Bonner Altstadt Offene Ateliertage und Flohmarkt: "Frische" Kunst und "feuchte" Schnäppchen

BONN · Erst einmal musste der innere Schweinehund besiegt werden. Der forderte bei so manchem Kunstfreund und erst recht bei den Flohmarktfans am Samstag einen Wolldeckenteetag auf dem Sofa. Wer den Schweinehund ignorierte, der wurde zumindest in Sachen Kunst reich belohnt: Mehr als 40 Altstadt-Künstler empfingen in ihren Ateliers ihre Gäste und ließen sie Geschichten aus Farbe, Holz, Klang und Papier entdecken.

 Erster und zweiter Blick: Pablo Gimènez zeigt den Besuchern Guido und Una Schmitz-Krummacher Negative seiner Arbeit.
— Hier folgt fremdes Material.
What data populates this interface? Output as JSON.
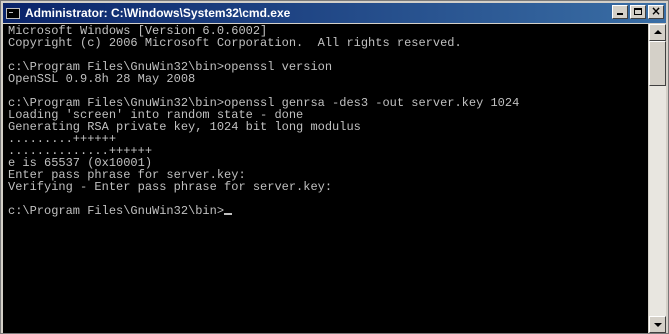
{
  "window": {
    "title": "Administrator: C:\\Windows\\System32\\cmd.exe",
    "app_icon": "cmd-console-icon",
    "controls": {
      "minimize": "minimize-icon",
      "maximize": "maximize-icon",
      "close": "×"
    }
  },
  "console": {
    "foreground": "#c0c0c0",
    "background": "#000000",
    "lines": [
      "Microsoft Windows [Version 6.0.6002]",
      "Copyright (c) 2006 Microsoft Corporation.  All rights reserved.",
      "",
      "c:\\Program Files\\GnuWin32\\bin>openssl version",
      "OpenSSL 0.9.8h 28 May 2008",
      "",
      "c:\\Program Files\\GnuWin32\\bin>openssl genrsa -des3 -out server.key 1024",
      "Loading 'screen' into random state - done",
      "Generating RSA private key, 1024 bit long modulus",
      ".........++++++",
      "..............++++++",
      "e is 65537 (0x10001)",
      "Enter pass phrase for server.key:",
      "Verifying - Enter pass phrase for server.key:",
      "",
      "c:\\Program Files\\GnuWin32\\bin>"
    ]
  }
}
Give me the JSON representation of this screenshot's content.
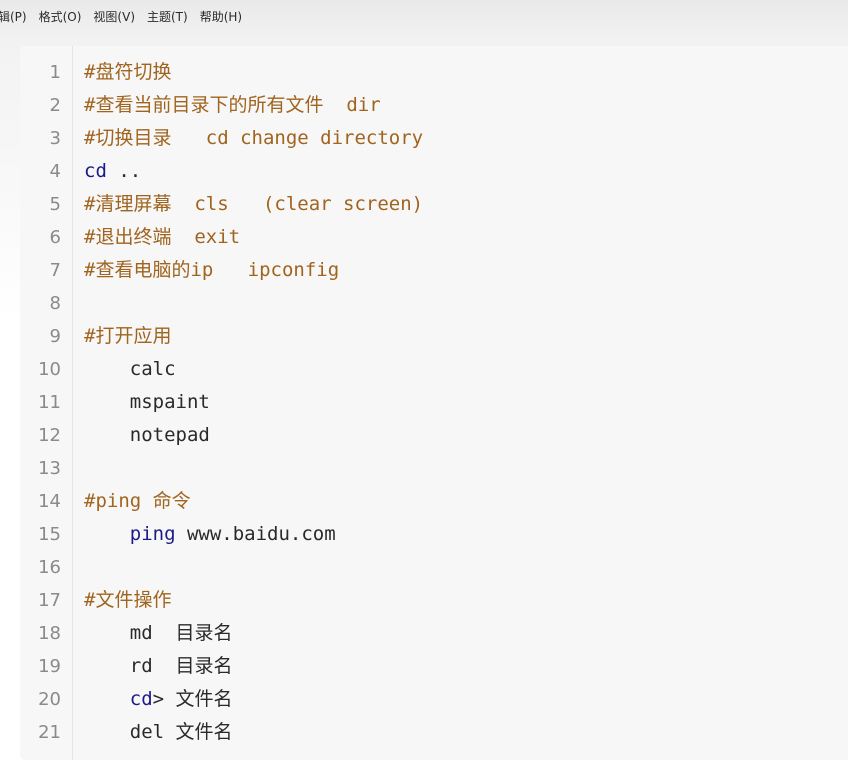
{
  "menu": [
    {
      "label": "辑(P)"
    },
    {
      "label": "格式(O)"
    },
    {
      "label": "视图(V)"
    },
    {
      "label": "主题(T)"
    },
    {
      "label": "帮助(H)"
    }
  ],
  "theme": {
    "comment_color": "#a0641e",
    "command_color": "#1c1a8a",
    "text_color": "#2a2a2a",
    "line_number_color": "#8a8a8a"
  },
  "editor": {
    "lines": [
      {
        "num": "1",
        "indent": "",
        "tokens": [
          {
            "t": "comment",
            "text": "#盘符切换"
          }
        ]
      },
      {
        "num": "2",
        "indent": "",
        "tokens": [
          {
            "t": "comment",
            "text": "#查看当前目录下的所有文件  dir"
          }
        ]
      },
      {
        "num": "3",
        "indent": "",
        "tokens": [
          {
            "t": "comment",
            "text": "#切换目录   cd change directory"
          }
        ]
      },
      {
        "num": "4",
        "indent": "",
        "tokens": [
          {
            "t": "cmd",
            "text": "cd"
          },
          {
            "t": "plain",
            "text": " .."
          }
        ]
      },
      {
        "num": "5",
        "indent": "",
        "tokens": [
          {
            "t": "comment",
            "text": "#清理屏幕  cls   (clear screen)"
          }
        ]
      },
      {
        "num": "6",
        "indent": "",
        "tokens": [
          {
            "t": "comment",
            "text": "#退出终端  exit"
          }
        ]
      },
      {
        "num": "7",
        "indent": "",
        "tokens": [
          {
            "t": "comment",
            "text": "#查看电脑的ip   ipconfig"
          }
        ]
      },
      {
        "num": "8",
        "indent": "",
        "tokens": []
      },
      {
        "num": "9",
        "indent": "",
        "tokens": [
          {
            "t": "comment",
            "text": "#打开应用"
          }
        ]
      },
      {
        "num": "10",
        "indent": "    ",
        "tokens": [
          {
            "t": "plain",
            "text": "calc"
          }
        ]
      },
      {
        "num": "11",
        "indent": "    ",
        "tokens": [
          {
            "t": "plain",
            "text": "mspaint"
          }
        ]
      },
      {
        "num": "12",
        "indent": "    ",
        "tokens": [
          {
            "t": "plain",
            "text": "notepad"
          }
        ]
      },
      {
        "num": "13",
        "indent": "",
        "tokens": []
      },
      {
        "num": "14",
        "indent": "",
        "tokens": [
          {
            "t": "comment",
            "text": "#ping 命令"
          }
        ]
      },
      {
        "num": "15",
        "indent": "    ",
        "tokens": [
          {
            "t": "cmd",
            "text": "ping"
          },
          {
            "t": "plain",
            "text": " www.baidu.com"
          }
        ]
      },
      {
        "num": "16",
        "indent": "",
        "tokens": []
      },
      {
        "num": "17",
        "indent": "",
        "tokens": [
          {
            "t": "comment",
            "text": "#文件操作"
          }
        ]
      },
      {
        "num": "18",
        "indent": "    ",
        "tokens": [
          {
            "t": "plain",
            "text": "md  目录名"
          }
        ]
      },
      {
        "num": "19",
        "indent": "    ",
        "tokens": [
          {
            "t": "plain",
            "text": "rd  目录名"
          }
        ]
      },
      {
        "num": "20",
        "indent": "    ",
        "tokens": [
          {
            "t": "cmd",
            "text": "cd"
          },
          {
            "t": "plain",
            "text": "> 文件名"
          }
        ]
      },
      {
        "num": "21",
        "indent": "    ",
        "tokens": [
          {
            "t": "plain",
            "text": "del 文件名"
          }
        ]
      }
    ]
  }
}
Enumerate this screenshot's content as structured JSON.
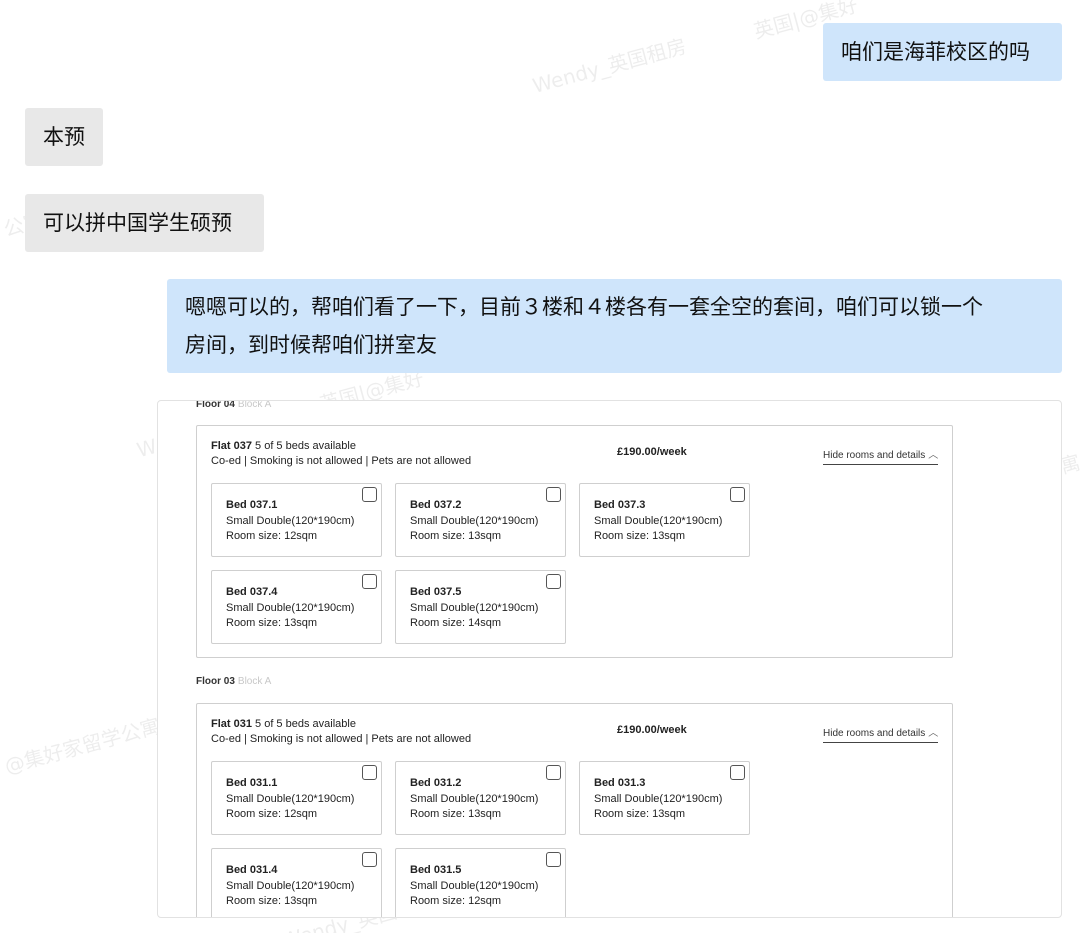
{
  "watermarks": [
    "Wendy_英国租房",
    "英国|@集好",
    "@集好家留学公寓",
    "英国|@集好",
    "Wendy_英国",
    "公寓|@集好",
    "公寓|",
    "W"
  ],
  "messages": [
    {
      "side": "right",
      "text": "咱们是海菲校区的吗"
    },
    {
      "side": "left",
      "text": "本预"
    },
    {
      "side": "left",
      "text": "可以拼中国学生硕预"
    },
    {
      "side": "right",
      "line1": "嗯嗯可以的，帮咱们看了一下，目前３楼和４楼各有一套全空的套间，咱们可以锁一个",
      "line2": "房间，到时候帮咱们拼室友"
    }
  ],
  "floors": [
    {
      "floor": "Floor 04",
      "block": "Block A",
      "flat": {
        "name": "Flat 037",
        "availability": "5 of 5 beds available",
        "features": "Co-ed | Smoking is not allowed | Pets are not allowed",
        "price": "£190.00/week",
        "toggle": "Hide rooms and details",
        "beds": [
          {
            "name": "Bed 037.1",
            "type": "Small Double(120*190cm)",
            "size": "Room size: 12sqm"
          },
          {
            "name": "Bed 037.2",
            "type": "Small Double(120*190cm)",
            "size": "Room size: 13sqm"
          },
          {
            "name": "Bed 037.3",
            "type": "Small Double(120*190cm)",
            "size": "Room size: 13sqm"
          },
          {
            "name": "Bed 037.4",
            "type": "Small Double(120*190cm)",
            "size": "Room size: 13sqm"
          },
          {
            "name": "Bed 037.5",
            "type": "Small Double(120*190cm)",
            "size": "Room size: 14sqm"
          }
        ]
      }
    },
    {
      "floor": "Floor 03",
      "block": "Block A",
      "flat": {
        "name": "Flat 031",
        "availability": "5 of 5 beds available",
        "features": "Co-ed | Smoking is not allowed | Pets are not allowed",
        "price": "£190.00/week",
        "toggle": "Hide rooms and details",
        "beds": [
          {
            "name": "Bed 031.1",
            "type": "Small Double(120*190cm)",
            "size": "Room size: 12sqm"
          },
          {
            "name": "Bed 031.2",
            "type": "Small Double(120*190cm)",
            "size": "Room size: 13sqm"
          },
          {
            "name": "Bed 031.3",
            "type": "Small Double(120*190cm)",
            "size": "Room size: 13sqm"
          },
          {
            "name": "Bed 031.4",
            "type": "Small Double(120*190cm)",
            "size": "Room size: 13sqm"
          },
          {
            "name": "Bed 031.5",
            "type": "Small Double(120*190cm)",
            "size": "Room size: 12sqm"
          }
        ]
      }
    }
  ],
  "colors": {
    "right_bubble": "#cfe5fb",
    "left_bubble": "#e8e8e8"
  }
}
Erster und zweiter Blick: Pablo Gimènez zeigt den Besuchern Guido und Una Schmitz-Krummacher Negative seiner Arbeit.

Foto: Horst Müller

Natürlich malte die Regentrude mit. Sie erschuf Pfützen, wo immer es ging. Damit trieb sie die Altstadtbesucher allerdings erst recht hinein - ins Trockene und damit an den zwei Wochenendtagen hinein ins Reich der Kunst. Zentrum, Dreh- und Angelpunkt der elften Offenen Ateliertage, war die Galeria Galeano an der Heerstraße. Dort, wo sich ohnehin auf kleinem Raum lokale Kunst ballt, gaben 20 mal 30 Zentimeter große Miniwerke fast aller an den Ateliertagen beteiligter Künstler einen ersten Einblick in die Vielfalt, die es zu entdecken gibt.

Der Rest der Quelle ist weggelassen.